Study Finds Prostate Cancer Survivors Who Maintained a Western Diet Had an Increased Risk of Death
A large study evaluating the relationship of dietary patterns with prostate cancer–specific and all-cause mortality among men diagnosed with nonmetastatic prostate cancer has found that the men who ate a Western-style diet of foods rich in processed meats, red meats, and high-fat dairy products had a 153% increased risk for prostate cancer–specific death and a 67% increased risk of death from all causes. Men who maintained a “Prudent” diet of vegetables, fruits, fish, legumes, and whole grains had a 36% lowered risk of death from all causes.

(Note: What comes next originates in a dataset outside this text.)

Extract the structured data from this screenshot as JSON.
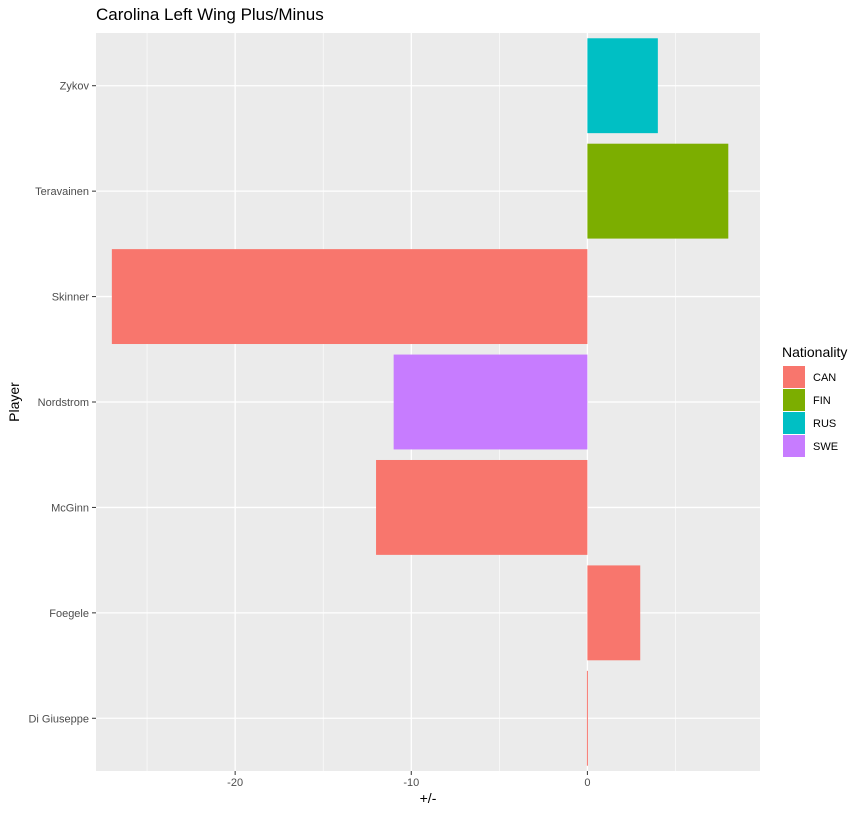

These findings suggest that modifications to diet after a prostate cancer diagnosis may influence survival and have a direct clinical translation. The study by Yang et al is published in Cancer Prevention Research.
Study Methodology
The researchers analyzed data on 926 men participating in the Physicians’ Health Study (PHS) I and II who had been diagnosed with nonmetastatic prostate cancer. One food-frequency questionnaire was sent to all PHS participants to collect information on usual diet between 1999 and 2002. The men were asked about their usual intake over the previous year of foods and beverages included in the questionnaire. Food items were classified into 39 predefined food groups to minimize within-person variation in intakes of individual foods. Dietary patterns were derived from these food groups through principal component analysis. Participants were also asked about their clinical status.

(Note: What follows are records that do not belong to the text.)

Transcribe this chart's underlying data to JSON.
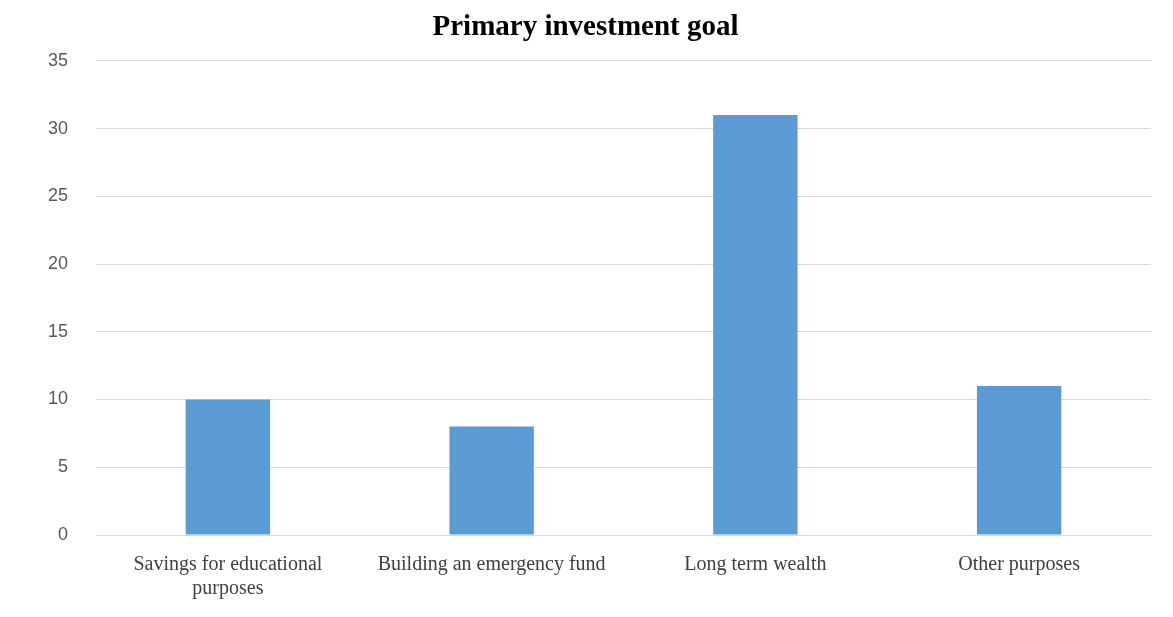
{
  "chart_data": {
    "type": "bar",
    "title": "Primary investment goal",
    "categories": [
      "Savings for educational purposes",
      "Building an emergency fund",
      "Long term wealth",
      "Other purposes"
    ],
    "values": [
      10,
      8,
      31,
      11
    ],
    "color": "#5b9bd5",
    "ylim": [
      0,
      35
    ],
    "yticks": [
      0,
      5,
      10,
      15,
      20,
      25,
      30,
      35
    ],
    "grid": "y"
  }
}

The researchers followed the patients for an average of 14 years following their prostate cancer diagnosis, and assessed the impact of dietary patterns on mortality after accounting for such factors as body mass index, smoking habits, prostate-specific antigen levels, tumor characteristics at diagnosis, and initial treatment.
The men were classified into quartiles of the Prudent and Western dietary patterns.
Study Findings
The researchers found that the Western pattern was significantly related to a higher risk of prostate cancer-specific and all-cause mortality. Comparing men in the highest vs the lowest quartile of the Western pattern, the hazard ratios (HRs) were 2.53 (95% confidence interval = 1.00–6.42; P = .02) for prostate cancer–specific mortality and 1.67 (95% CI = 1.16–2.42; P = .01) for all-cause mortality. The Prudent pattern was associated with a significantly lower all-cause mortality (HR quartile 4 vs quartile 1 = 0.64; 95% CI = 0.44–0.93; P= .02); the relationship with prostate cancer–specific mortality was inverse but not statistically significant.
A postdiagnostic Western dietary pattern was associated with higher prostate cancer–specific and all-cause mortality, whereas a Prudent dietary pattern was related to lower all-cause mortality after prostate cancer diagnosis.
A Word of Caution
“These findings suggest that modifications to diet after prostate cancer diagnosis may influence survival and have a direct clinical translation,” wrote the study authors.
“Nevertheless, given the scarcity of literature on the relation between post-diagnostic diet and prostate cancer progression, and the small number of disease-specific deaths in the current study, these associations, particularly those for disease-specific mortality, merit caution in their interpretation as well as further evaluation.”
In a statement, the first author of the study, Meng Yang, PhD, MPH, Research Fellow in the Department of Nutrition at Harvard T.H. Chan School of Public Health, said that because “Most men in the cohort are Caucasian and all are physicians … our results need to be replicated in independent populations with more diverse socioeconomic and racial/ethnic backgrounds.”
Dr. Yang and Jorge E. Chavarro, MD, ScD, of the Harvard T.H. Chan School of Public Health and Brigham and Women’s Hospital are corresponding authors of the Cancer Prevention Research article.
The study was funded by the U.S. Department of Defense, the National Institutes of Health, the Prostate Cancer Foundation, the Boston Nutrition and Obesity Research Center, the Harvard TREC Center, and the Dana-Farber Cancer Center SPORE in Prostate Cancer.
The study authors reported no conflicts of interest.
The content in this post has not been reviewed by the American Society of Clinical Oncology, Inc. (ASCO®) and does not necessarily reflect the ideas and opinions of ASCO®.